The human body, with the aid of sunlight, converts cholesterol into vitamin D. And vitamin D can help the immune system. It also looks to reduce the severity of COVID-19 symptoms in some  (see COVID-19: Ghana pushing exercise, Germany reports about Vitamin D). Isolated vitamin D, such as what Dr. Fauci presumably takes, is not as natural as food source vitamin D, but normally does assist in elevating vitamin D levels.

Second, yes, vitamin C can be helpful. But, Dr. Fauci is not an expert on nutrition or natural interventions for COVID-19. Synthetic vitamin C, normally listed as ascorbic acid, is NOT “a good antioxidant” for human beings as Dr. Fauci claimed. At best, ascorbic acid is a “weak antioxidant” in vivo (in the human body). Here is some information from my book The Truth About Vitamins and Minerals in Supplements:

Vitamin C 

Ascorbic acid (AA) is not a synonym for vitamin C, though it certainly has vitamin C (antiscorbutic) properties; dehydroascorbic acid, DHAA, is the other biologically active form [1-3].  As will be shown later in this chapter, this does not mean that isolated ascorbic acid has the same beneficial properties that vitamin C has in food. Foods generally contain two biologically active forms of vitamin C [1,4,5], yet most synthetic vitamin C only contains isolated ascorbic acid [6,7].  In foods that contain ascorbate, it never exists as an isolate [1,4]. In foods, vitamin C is complexed with carbohydrates, proteins, lipids, and other components of food [1,4].
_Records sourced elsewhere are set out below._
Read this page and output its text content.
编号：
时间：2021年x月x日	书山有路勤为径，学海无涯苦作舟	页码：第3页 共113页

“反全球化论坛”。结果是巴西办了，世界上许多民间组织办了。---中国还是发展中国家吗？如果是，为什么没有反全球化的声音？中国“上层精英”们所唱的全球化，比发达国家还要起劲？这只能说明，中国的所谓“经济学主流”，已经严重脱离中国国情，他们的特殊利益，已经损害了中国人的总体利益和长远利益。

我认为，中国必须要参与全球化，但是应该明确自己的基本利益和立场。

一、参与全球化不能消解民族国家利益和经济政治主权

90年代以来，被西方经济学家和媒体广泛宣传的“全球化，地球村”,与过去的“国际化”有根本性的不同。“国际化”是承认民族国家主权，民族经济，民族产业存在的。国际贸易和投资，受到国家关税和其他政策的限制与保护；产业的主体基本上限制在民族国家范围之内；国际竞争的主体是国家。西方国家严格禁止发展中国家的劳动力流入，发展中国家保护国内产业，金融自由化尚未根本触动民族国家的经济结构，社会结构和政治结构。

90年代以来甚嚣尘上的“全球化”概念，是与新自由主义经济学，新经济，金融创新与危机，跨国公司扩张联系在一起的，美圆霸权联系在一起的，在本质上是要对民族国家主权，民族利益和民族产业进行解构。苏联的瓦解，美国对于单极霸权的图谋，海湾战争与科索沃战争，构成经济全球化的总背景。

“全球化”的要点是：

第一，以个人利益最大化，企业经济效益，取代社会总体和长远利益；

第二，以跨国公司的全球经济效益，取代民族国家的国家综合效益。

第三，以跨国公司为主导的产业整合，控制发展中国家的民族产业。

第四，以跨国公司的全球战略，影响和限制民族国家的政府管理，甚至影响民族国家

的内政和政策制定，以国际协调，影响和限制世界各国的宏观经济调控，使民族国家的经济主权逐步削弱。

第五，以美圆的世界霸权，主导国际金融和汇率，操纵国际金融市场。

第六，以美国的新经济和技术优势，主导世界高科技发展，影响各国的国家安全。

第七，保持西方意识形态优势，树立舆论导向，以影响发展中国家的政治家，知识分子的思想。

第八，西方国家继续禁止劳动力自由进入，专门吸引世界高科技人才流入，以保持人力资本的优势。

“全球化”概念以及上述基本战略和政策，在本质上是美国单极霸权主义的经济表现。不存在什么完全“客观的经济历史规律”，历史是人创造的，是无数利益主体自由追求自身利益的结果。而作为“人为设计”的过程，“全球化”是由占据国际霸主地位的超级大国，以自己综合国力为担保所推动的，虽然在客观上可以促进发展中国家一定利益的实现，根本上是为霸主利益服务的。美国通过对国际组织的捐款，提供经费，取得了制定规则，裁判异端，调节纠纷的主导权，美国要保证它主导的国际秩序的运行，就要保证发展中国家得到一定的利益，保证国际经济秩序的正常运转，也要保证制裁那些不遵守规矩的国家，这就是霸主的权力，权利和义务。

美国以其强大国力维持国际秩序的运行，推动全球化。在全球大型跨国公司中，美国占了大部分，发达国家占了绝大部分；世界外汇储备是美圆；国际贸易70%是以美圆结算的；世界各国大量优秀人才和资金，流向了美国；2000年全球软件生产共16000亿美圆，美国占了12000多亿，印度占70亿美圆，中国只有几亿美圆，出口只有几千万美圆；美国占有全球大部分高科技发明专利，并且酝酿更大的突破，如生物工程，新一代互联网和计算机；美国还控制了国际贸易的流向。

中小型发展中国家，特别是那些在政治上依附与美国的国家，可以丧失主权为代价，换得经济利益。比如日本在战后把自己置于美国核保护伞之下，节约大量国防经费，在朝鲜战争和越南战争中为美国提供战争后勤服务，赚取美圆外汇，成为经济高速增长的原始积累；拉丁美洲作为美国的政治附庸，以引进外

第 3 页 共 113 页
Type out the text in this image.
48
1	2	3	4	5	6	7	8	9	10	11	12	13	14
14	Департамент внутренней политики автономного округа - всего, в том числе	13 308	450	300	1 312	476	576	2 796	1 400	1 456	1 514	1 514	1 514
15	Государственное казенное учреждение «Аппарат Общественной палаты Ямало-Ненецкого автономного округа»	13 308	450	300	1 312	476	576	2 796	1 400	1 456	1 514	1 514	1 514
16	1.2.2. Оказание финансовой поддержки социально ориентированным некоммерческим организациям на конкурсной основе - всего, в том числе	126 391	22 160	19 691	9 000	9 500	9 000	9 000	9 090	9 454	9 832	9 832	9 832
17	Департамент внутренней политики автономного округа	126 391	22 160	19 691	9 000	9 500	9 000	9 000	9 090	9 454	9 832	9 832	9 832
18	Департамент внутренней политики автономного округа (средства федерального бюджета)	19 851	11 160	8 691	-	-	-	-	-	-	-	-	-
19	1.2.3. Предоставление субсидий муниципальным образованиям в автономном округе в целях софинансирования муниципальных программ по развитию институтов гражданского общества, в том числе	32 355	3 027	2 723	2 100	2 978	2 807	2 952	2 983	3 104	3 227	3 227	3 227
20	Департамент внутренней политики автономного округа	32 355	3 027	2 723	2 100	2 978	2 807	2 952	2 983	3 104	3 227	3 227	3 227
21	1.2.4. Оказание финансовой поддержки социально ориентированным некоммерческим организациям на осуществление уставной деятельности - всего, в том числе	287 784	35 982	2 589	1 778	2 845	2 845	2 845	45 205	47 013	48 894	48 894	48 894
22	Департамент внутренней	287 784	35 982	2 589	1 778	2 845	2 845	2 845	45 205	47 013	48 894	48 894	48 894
Ascorbate complexed in food is not the same as isolated ascorbic acid [8]. Under an electron microscope ascorbic acid appears to be crystalline, whereas vitamin C complexed in food appears rounded [9]. The body does not retain isolated ascorbic acid as well as vitamin C from foods [10-12]; this is probably why many who advocate isolated ascorbic acid tell people they need to take it throughout the day.
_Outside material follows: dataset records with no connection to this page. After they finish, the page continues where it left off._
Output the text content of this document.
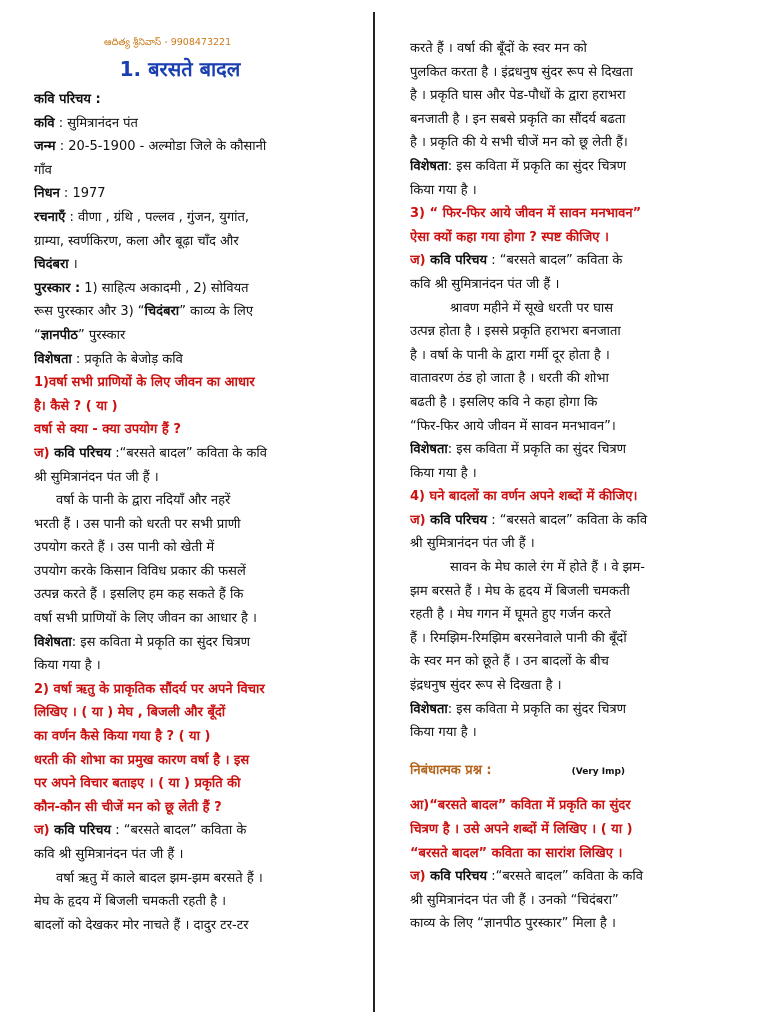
ఆదిత్య శ్రీనివాస్ - 9908473221
1. बरसते बादल
कवि परिचय :
कवि : सुमित्रानंदन पंत
जन्म : 20-5-1900 - अल्मोडा जिले के कौसानी
गाँव
निधन : 1977
रचनाएँ : वीणा , ग्रंथि , पल्लव , गुंजन, युगांत,
ग्राम्या, स्वर्णकिरण, कला और बूढ़ा चाँद और
चिदंबरा ।
पुरस्कार : 1) साहित्य अकादमी , 2) सोवियत
रूस पुरस्कार और 3) “चिदंबरा” काव्य के लिए
“ज्ञानपीठ” पुरस्कार
विशेषता : प्रकृति के बेजोड़ कवि
1)वर्षा सभी प्राणियों के लिए जीवन का आधार
है। कैसे ? ( या )
वर्षा से क्या - क्या उपयोग हैं ?
ज) कवि परिचय :“बरसते बादल” कविता के कवि
श्री सुमित्रानंदन पंत जी हैं ।
वर्षा के पानी के द्वारा नदियाँ और नहरें
भरती हैं । उस पानी को धरती पर सभी प्राणी
उपयोग करते हैं । उस पानी को खेती में
उपयोग करके किसान विविध प्रकार की फसलें
उत्पन्न करते हैं । इसलिए हम कह सकते हैं कि
वर्षा सभी प्राणियों के लिए जीवन का आधार है ।
विशेषता: इस कविता मे प्रकृति का सुंदर चित्रण
किया गया है ।
2) वर्षा ऋतु के प्राकृतिक सौंदर्य पर अपने विचार
लिखिए । ( या ) मेघ , बिजली और बूँदों
का वर्णन कैसे किया गया है ? ( या )
धरती की शोभा का प्रमुख कारण वर्षा है । इस
पर अपने विचार बताइए । ( या ) प्रकृति की
कौन-कौन सी चीजें मन को छू लेती हैं ?
ज) कवि परिचय : “बरसते बादल” कविता के
कवि श्री सुमित्रानंदन पंत जी हैं ।
वर्षा ऋतु में काले बादल झम-झम बरसते हैं ।
मेघ के हृदय में बिजली चमकती रहती है ।
बादलों को देखकर मोर नाचते हैं । दादुर टर-टर
करते हैं । वर्षा की बूँदों के स्वर मन को
पुलकित करता है । इंद्रधनुष सुंदर रूप से दिखता
है । प्रकृति घास और पेड-पौधों के द्वारा हराभरा
बनजाती है । इन सबसे प्रकृति का सौंदर्य बढता
है । प्रकृति की ये सभी चीजें मन को छू लेती हैं।
विशेषता: इस कविता में प्रकृति का सुंदर चित्रण
किया गया है ।
3) “ फिर-फिर आये जीवन में सावन मनभावन”
ऐसा क्यों कहा गया होगा ? स्पष्ट कीजिए ।
ज) कवि परिचय : “बरसते बादल” कविता के
कवि श्री सुमित्रानंदन पंत जी हैं ।
श्रावण महीने में सूखे धरती पर घास
उत्पन्न होता है । इससे प्रकृति हराभरा बनजाता
है । वर्षा के पानी के द्वारा गर्मी दूर होता है ।
वातावरण ठंड हो जाता है । धरती की शोभा
बढती है । इसलिए कवि ने कहा होगा कि
“फिर-फिर आये जीवन में सावन मनभावन”।
विशेषता: इस कविता में प्रकृति का सुंदर चित्रण
किया गया है ।
4) घने बादलों का वर्णन अपने शब्दों में कीजिए।
ज) कवि परिचय : “बरसते बादल” कविता के कवि
श्री सुमित्रानंदन पंत जी हैं ।
सावन के मेघ काले रंग में होते हैं । वे झम-
झम बरसते हैं । मेघ के हृदय में बिजली चमकती
रहती है । मेघ गगन में घूमते हुए गर्जन करते
हैं । रिमझिम-रिमझिम बरसनेवाले पानी की बूँदों
के स्वर मन को छूते हैं । उन बादलों के बीच
इंद्रधनुष सुंदर रूप से दिखता है ।
विशेषता: इस कविता मे प्रकृति का सुंदर चित्रण
किया गया है ।
निबंधात्मक प्रश्न :	(Very Imp)
आ)“बरसते बादल” कविता में प्रकृति का सुंदर
चित्रण है । उसे अपने शब्दों में लिखिए । ( या )
“बरसते बादल” कविता का सारांश लिखिए ।
ज) कवि परिचय :“बरसते बादल” कविता के कवि
श्री सुमित्रानंदन पंत जी हैं । उनको “चिदंबरा”
काव्य के लिए “ज्ञानपीठ पुरस्कार” मिला है ।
It is of interest to note that even Albert Szent Gyorgyi, while accepting the Nobel prize for isolating ascorbic acid, told scientists that isolated ascorbic acid did not work by itself, that vitamin C worked best with the factors that are naturally found with it in foods such as citrus.  It has been correctly written that “it was not honest to use the term ‘vitamin C’ for ascorbic acid.  That term should be reserved for the vitamin C COMPLEX.”  “As recently as 1993, to differentiate articles sold as drugs from nutritional supplements, the US Pharmacopoeia referred to ‘ascorbic acid’ as a recognized drug name and ‘vitamin C’ as a recognized food name” [11].   That is a good way even today to think of the difference: Food vitamin C is a real food, while regular ‘natural’ ascorbic acid is pharmaceutically manufactured.   JUST BECAUSE A LABEL CLAIMS THAT IT IS NATURAL, IT DOES NOT MEAN THAT IT DOES NOT CONTAIN AN UNNATURAL SUBSTANCE SUCH AS ISOLATED ASCORBIC ACID, WHICH IS ALWAYS SYNTHETICALLY PRODUCED.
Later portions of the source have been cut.